Health care cost growth trends 2020-2021
Health care costs are complex and multiple factors affect the overall cost landscape. Primary factors in 2020-2021 included:
COVID-19: Both hospitals and health insurers agree 2020 was an anomaly because of COVID. At the outset of the pandemic, health care costs surged due to increased demand for testing, treatment, and hospitalization of COVID patients. But during the height of pandemic, many people postposed elective procedures and non-urgent care.
Pent-up demand: As health care systems returned to more normal operations in 2021, a backlog of postponed procedures and preventive care services contributed to increased spending as utilization picked up.
Rising health care prices: Prescription drugs and treatment costs have increased considerably as utilization returned to pre-COVID levels and show no signs of abating. Health insurance reflects the cost of care, and this squeezes everyone: employers struggling to offer coverage, people trying to afford their own premiums and cost share, and governments under budgetary pressure to manage taxpayer-funded health programs.
Strategies to rein in health care costs
There is no one-size-fits-all solution to reining in health care costs, nor is it a one-player game. It takes all parts of the health care system working together to find sustainable solutions. Hearing participants discussed:
Value-based care: Shifting fee-for-service to value-based care models to encourage a focus on patient outcomes and cost-effectiveness instead of volume of services provided.
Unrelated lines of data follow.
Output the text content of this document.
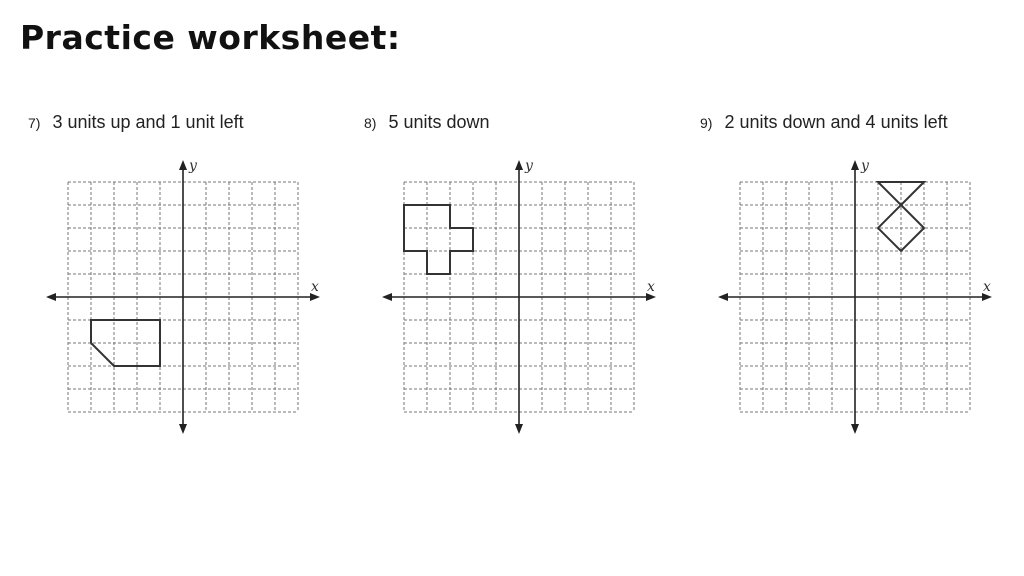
Practice worksheet:
7) 3 units up and 1 unit left
x
y
8) 5 units down
x
y
9) 2 units down and 4 units left
x
y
Alternative sites of care: Coordinating care among medical providers and settings to offer patients affordable alternatives to expensive hospitals without sacrificing quality of care.
Preventive care: Emphasizing preventive care and early intervention to help reduce the need for costly treatments and hospitalization.
Negotiating drug prices: Negotiating with drug companies and hospitals and promoting generic medications, among other things. For example, Regence is a national leader in the adoption of biosimilars – generic versions of biologic drugs that represent some of the most expensive treatments in the U.S.
Health information technology: Investing in health information technology such as AI to improve personalization and engagement for health insurance members and patients.
Sustainable Health Care Cost Growth Target Program
Oregon is the fourth state to set a health care cost growth benchmark program. Reporting from other states with similar programs show cost increases far exceeding their targets. Oregon’s first round of reporting is encouraging, but ongoing research and evaluation are crucial to understanding cost drivers at their source and which mitigation strategies work best.
Regence remains committed to working with the program staff, policymakers, and other stakeholders to create an economically sustainable health care system for Oregonians.